Mr. Trump’s trade brinkmanship began in April, when he imposed and then repealed a massive list of exorbitant tariffs in an attempt to reach trade agreements across the world. During that 90-day break, the majority of economists warned that if his tariffs were implemented, they would cause significant economic harm. This week, as the president intensified his strategy, they reiterated their warnings.

Douglas Holtz-Eakin, the president of the conservative American Action Forum, stated, “Whatever is in place at the end of the day is going to get passed along; it’s just a matter of when.”
The president’s responsibilities, including those in the next month, will result in an average household income loss of $2,300 this year, according to the nonpartisan Yale Budget Lab.
However, the White House has consistently refuted similar projections and generated its own estimations. On Tuesday, it discovered that the cost of imported items has decreased more since February than the cost of all commodities. While economists later challenged some of the report’s findings, Mr.
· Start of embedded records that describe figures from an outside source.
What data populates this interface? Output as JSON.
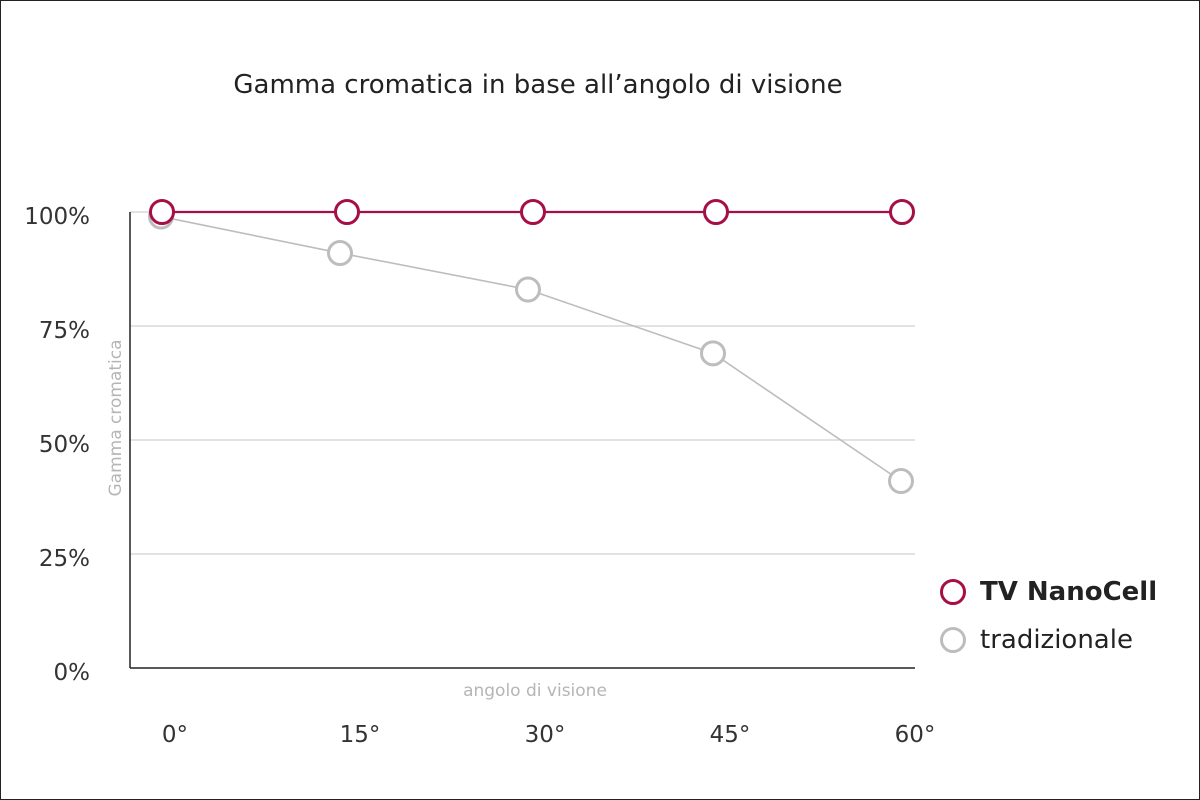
{
  "chart_data": {
    "type": "line",
    "title": "Gamma cromatica in base all’angolo di visione",
    "xlabel": "angolo di visione",
    "ylabel": "Gamma cromatica",
    "categories": [
      "0°",
      "15°",
      "30°",
      "45°",
      "60°"
    ],
    "y_ticks": [
      "0%",
      "25%",
      "50%",
      "75%",
      "100%"
    ],
    "ylim": [
      0,
      100
    ],
    "grid": true,
    "legend_position": "right",
    "series": [
      {
        "name": "TV NanoCell",
        "values": [
          100,
          100,
          100,
          100,
          100
        ],
        "color": "#a50f45",
        "bold": true
      },
      {
        "name": "tradizionale",
        "values": [
          99,
          91,
          83,
          69,
          41
        ],
        "color": "#bdbdbd",
        "bold": false
      }
    ]
  }
}
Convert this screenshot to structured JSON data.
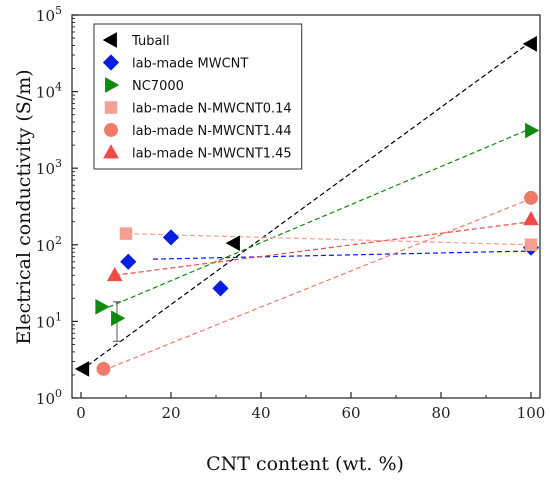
{
  "chart_data": {
    "type": "scatter",
    "title": "",
    "xlabel": "CNT content (wt. %)",
    "ylabel": "Electrical conductivity (S/m)",
    "xlim": [
      -2,
      102
    ],
    "ylim": [
      1,
      100000
    ],
    "yscale": "log",
    "xticks": [
      "0",
      "20",
      "40",
      "60",
      "80",
      "100"
    ],
    "xtick_values": [
      0,
      20,
      40,
      60,
      80,
      100
    ],
    "yticks": [
      "10^0",
      "10^1",
      "10^2",
      "10^3",
      "10^4",
      "10^5"
    ],
    "ytick_base": [
      "10",
      "10",
      "10",
      "10",
      "10",
      "10"
    ],
    "ytick_exp": [
      "0",
      "1",
      "2",
      "3",
      "4",
      "5"
    ],
    "ytick_values": [
      1,
      10,
      100,
      1000,
      10000,
      100000
    ],
    "grid": false,
    "legend": "top-left",
    "series": [
      {
        "name": "Tuball",
        "marker": "triangle-left",
        "color": "#000000",
        "x": [
          0.5,
          34,
          100
        ],
        "y": [
          2.4,
          105,
          42000
        ],
        "trend": {
          "x": [
            0,
            100
          ],
          "y": [
            2.3,
            45000
          ],
          "color": "#000000"
        },
        "error": []
      },
      {
        "name": "lab-made MWCNT",
        "marker": "diamond",
        "color": "#0a1ee0",
        "x": [
          10.5,
          20,
          31,
          100
        ],
        "y": [
          60,
          125,
          27,
          92
        ],
        "trend": {
          "x": [
            16,
            100
          ],
          "y": [
            65,
            83
          ],
          "color": "#0a1ee0"
        },
        "error": []
      },
      {
        "name": "NC7000",
        "marker": "triangle-right",
        "color": "#0f8a0f",
        "x": [
          4.5,
          8,
          100
        ],
        "y": [
          15.5,
          11,
          3100
        ],
        "trend": {
          "x": [
            4.5,
            100
          ],
          "y": [
            14,
            3300
          ],
          "color": "#0f8a0f"
        },
        "error": [
          {
            "x": 8,
            "low": 5.5,
            "high": 18
          }
        ]
      },
      {
        "name": "lab-made N-MWCNT0.14",
        "marker": "square",
        "color": "#f4a090",
        "x": [
          10,
          100
        ],
        "y": [
          140,
          100
        ],
        "trend": {
          "x": [
            10,
            100
          ],
          "y": [
            140,
            100
          ],
          "color": "#f4a090"
        },
        "error": []
      },
      {
        "name": "lab-made N-MWCNT1.44",
        "marker": "circle",
        "color": "#f07a68",
        "x": [
          5,
          100
        ],
        "y": [
          2.4,
          410
        ],
        "trend": {
          "x": [
            5,
            100
          ],
          "y": [
            2.3,
            400
          ],
          "color": "#f07a68"
        },
        "error": []
      },
      {
        "name": "lab-made N-MWCNT1.45",
        "marker": "triangle-up",
        "color": "#f04a48",
        "x": [
          7.5,
          100
        ],
        "y": [
          40,
          215
        ],
        "trend": {
          "x": [
            7.5,
            100
          ],
          "y": [
            40,
            200
          ],
          "color": "#f04a48"
        },
        "error": []
      }
    ]
  }
}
Trump’s senior advisers claimed that it demonstrated that the president’s tariffs were not causing “an acceleration of inflation.”
“There’s no sustained pattern of a tariff-driven price pressure anywhere,” Stephen Miran, the head of the White House Council of Economic Advisers, told CNBC.
The Federal Reserve has been paralyzed by the enormous uncertainty, particularly around tariffs, and has maintained borrowing costs unchanged for months as it waits to see the full impact of Mr. Trump’s policies. Jerome H Powell, the head of the Fed, whom Mr. Trump has dubbed “Mr. Too Late” for not lowering borrowing rates as he has asked, has given the president a handy “fall guy.”
“Blaming bad economic data on an ‘incompetent’ Fed chair can almost suit you as president ending up with things like tariffs, inflation and pushing down growth” said Mark Dowding, the chief investment officer.